Sisulu had been expected to visit evicted residents at the Nonzamo community hall in Strand, where her transport counterpart, Dipuo Peters, had addressed residents on Tuesday night.
She earlier announced she would set up an inquiry to investigate the removal of people authorised by the Western Cape High Court and implemented this week.
She was expected to appoint a chair for the inquiry before Sunday.
The SA National Roads Agency Limited (Sanral), the owner of the land, was granted an eviction order by the high court earlier this year.
On Wednesday, the transport department said the evictions should be put on hold.
“Minister Peters undertook to issue a directive to Sanral to withdraw the court order while short- and long-term solutions are sought to resolve the challenges at hand,” spokesman Tiyani Ponto-Rikhotso said in a statement.
“To this effect, the affected families would be allowed to return to the land they were evicted from pending discussions regarding long-term solutions to their challenges.”
Sisulu said in a statement that while the people would be allowed to settle temporarily, government did not encourage illegal occupation of land.
“We must be very clear, we do not encourage illegal occupation of land, it is the inhumane way in which children and women are being removed during winter that we are concerned about. The people will have to move out of the land when necessary arrangements are made,” she said.
Matha said allowing people to return to the land was an interim solution and that after six months, the city, Sanral, and the national government would have to come up with something more sustainable.
Around 300 people, mostly women, huddled under blankets and chatted in the hall while their children bounced across the floor on multicoloured rubber balls with handles, screeching with delight.
Some men gathered in a circle around a table to play a board game.
They would only be accommodated and fed at the hall until Sunday.
“People were promised that their (building) material is going to be stored somewhere and that they'll get it back but we know that it is badly damaged. They can't use the same material,” Matha said.
He said they would ask for an extension to stay at the hall should they not get building material in time. A committee had been set up to meet with Sanral and the city over this issue.
Loyiso Nkohla, a leader of the Ses'khona People's Rights Movement, visited the hall and listened to their grievances.

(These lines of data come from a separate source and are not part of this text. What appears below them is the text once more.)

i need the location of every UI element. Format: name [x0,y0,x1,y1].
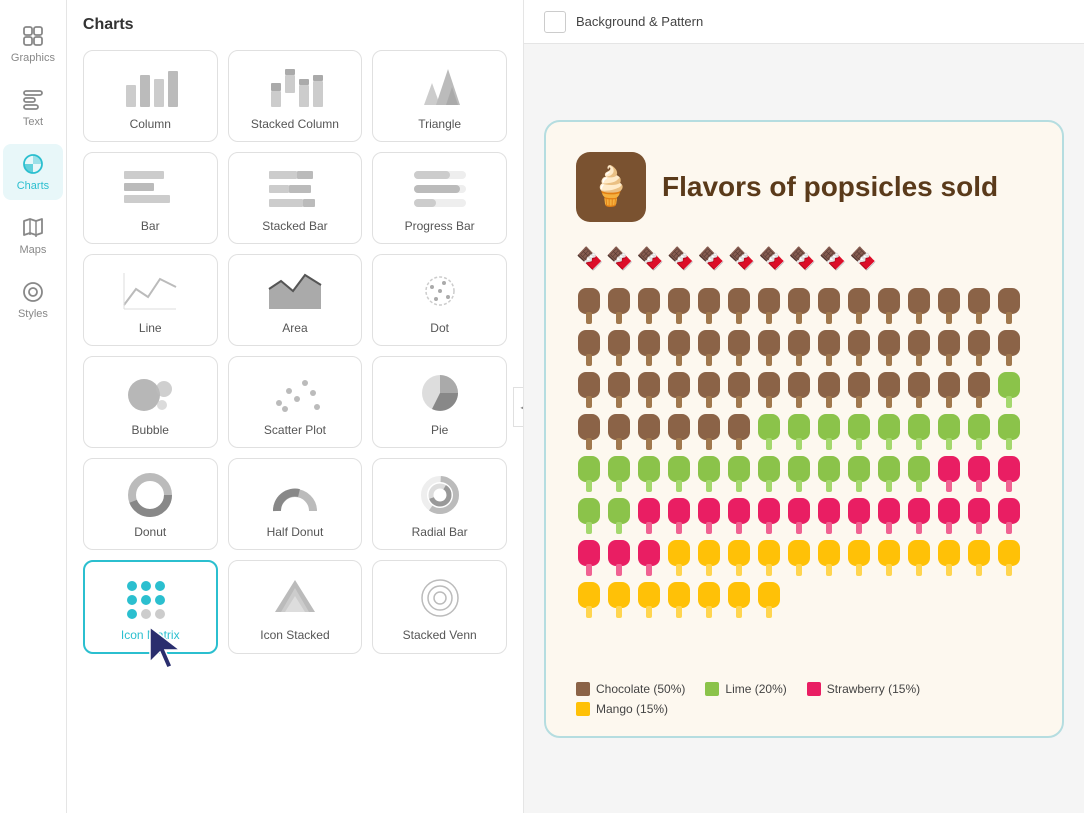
stacked-venn-label: Stacked Venn [403,628,477,642]
line-icon [120,267,180,315]
chart-item-dot[interactable]: Dot [372,254,507,346]
legend-dot-mango [576,702,590,716]
column-label: Column [130,117,171,131]
stacked-bar-icon [265,165,325,213]
chart-item-pie[interactable]: Pie [372,356,507,448]
sidebar-item-styles[interactable]: Styles [3,272,63,328]
infographic-card: 🍦 Flavors of popsicles sold 🍫 🍫 🍫 🍫 🍫 🍫 … [544,120,1064,738]
chart-item-line[interactable]: Line [83,254,218,346]
icon-stacked-icon [265,574,325,622]
sidebar-item-text-label: Text [23,116,43,128]
radial-bar-label: Radial Bar [412,525,468,539]
chart-item-donut[interactable]: Donut [83,458,218,550]
icon-matrix-label: Icon Matrix [121,628,180,642]
dot-icon [410,267,470,315]
donut-label: Donut [134,525,166,539]
stacked-column-icon [265,63,325,111]
progress-bar-label: Progress Bar [405,219,475,233]
text-icon [21,88,45,112]
sidebar-item-charts[interactable]: Charts [3,144,63,200]
legend-dot-chocolate [576,682,590,696]
charts-panel: Charts Column [67,0,524,813]
graphics-icon [21,24,45,48]
charts-icon [21,152,45,176]
preview-topbar: Background & Pattern [524,0,1084,44]
chart-item-progress-bar[interactable]: Progress Bar [372,152,507,244]
chart-grid: Column Stacked Column [83,50,507,654]
icon-stacked-label: Icon Stacked [260,628,329,642]
legend-label-mango: Mango (15%) [596,702,668,716]
chart-item-column[interactable]: Column [83,50,218,142]
chart-item-scatter-plot[interactable]: Scatter Plot [228,356,363,448]
bubble-label: Bubble [132,423,169,437]
legend-item-strawberry: Strawberry (15%) [807,682,920,696]
triangle-label: Triangle [418,117,461,131]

He said it was clear people had not refused to move from the land but had simply been waiting to hear where they would receive alternative accommodation.
He thanked Peters for personally making a turn at the community hall.
On Sisulu, he said: “We don't want ministers sending their delegation. When they are appointed as ministers they must go to the places where the problems are so they can help our people and not just make promises”.
For 37-year-old Nomfondu Mdingi, her daughter, and four-year-old grandchild, the evictions cost her a home, her possessions, and possibly even her job.
She said she saw police confiscating suitcases and even money off people during the past two days.
“They burnt our shack and took food, clothes, and even my grandchild's school uniform.”
Mdingi, who works as a fryer at a fast food joint in Strand, said she phoned her boss to explain why she would not be at work.
“I called my boss and said we are in trouble but she didn't believe me,” she said.
Mdingi would find out later on Wednesday whether she still had a job.
“I'm worried because I'm homeless.”
Thembakazi Qhubinkomo, 33, was in the same predicament.
Wearing her work outfit underneath a warm coat, she said she was angry and sad that everything had been taken away from her.
Her employers had asked for proof of her shack being destroyed and she had to take a cellphone photo of the remains.
She said Sanral had warned them about the evictions but had not told them when it would happen.
“We didn't know when so we just left our stuff and when we came back nothing was there.”
Qhubinkomo had moved to the piece of land three months earlier because she had been staying with family in Zola and wanted her own home.
Her four children - aged 15, 11, two, and eight months old - were still with her mother in the Eastern Cape.
“You can't stay with children in a shack because it's cold and it can be burned at anytime,” she said.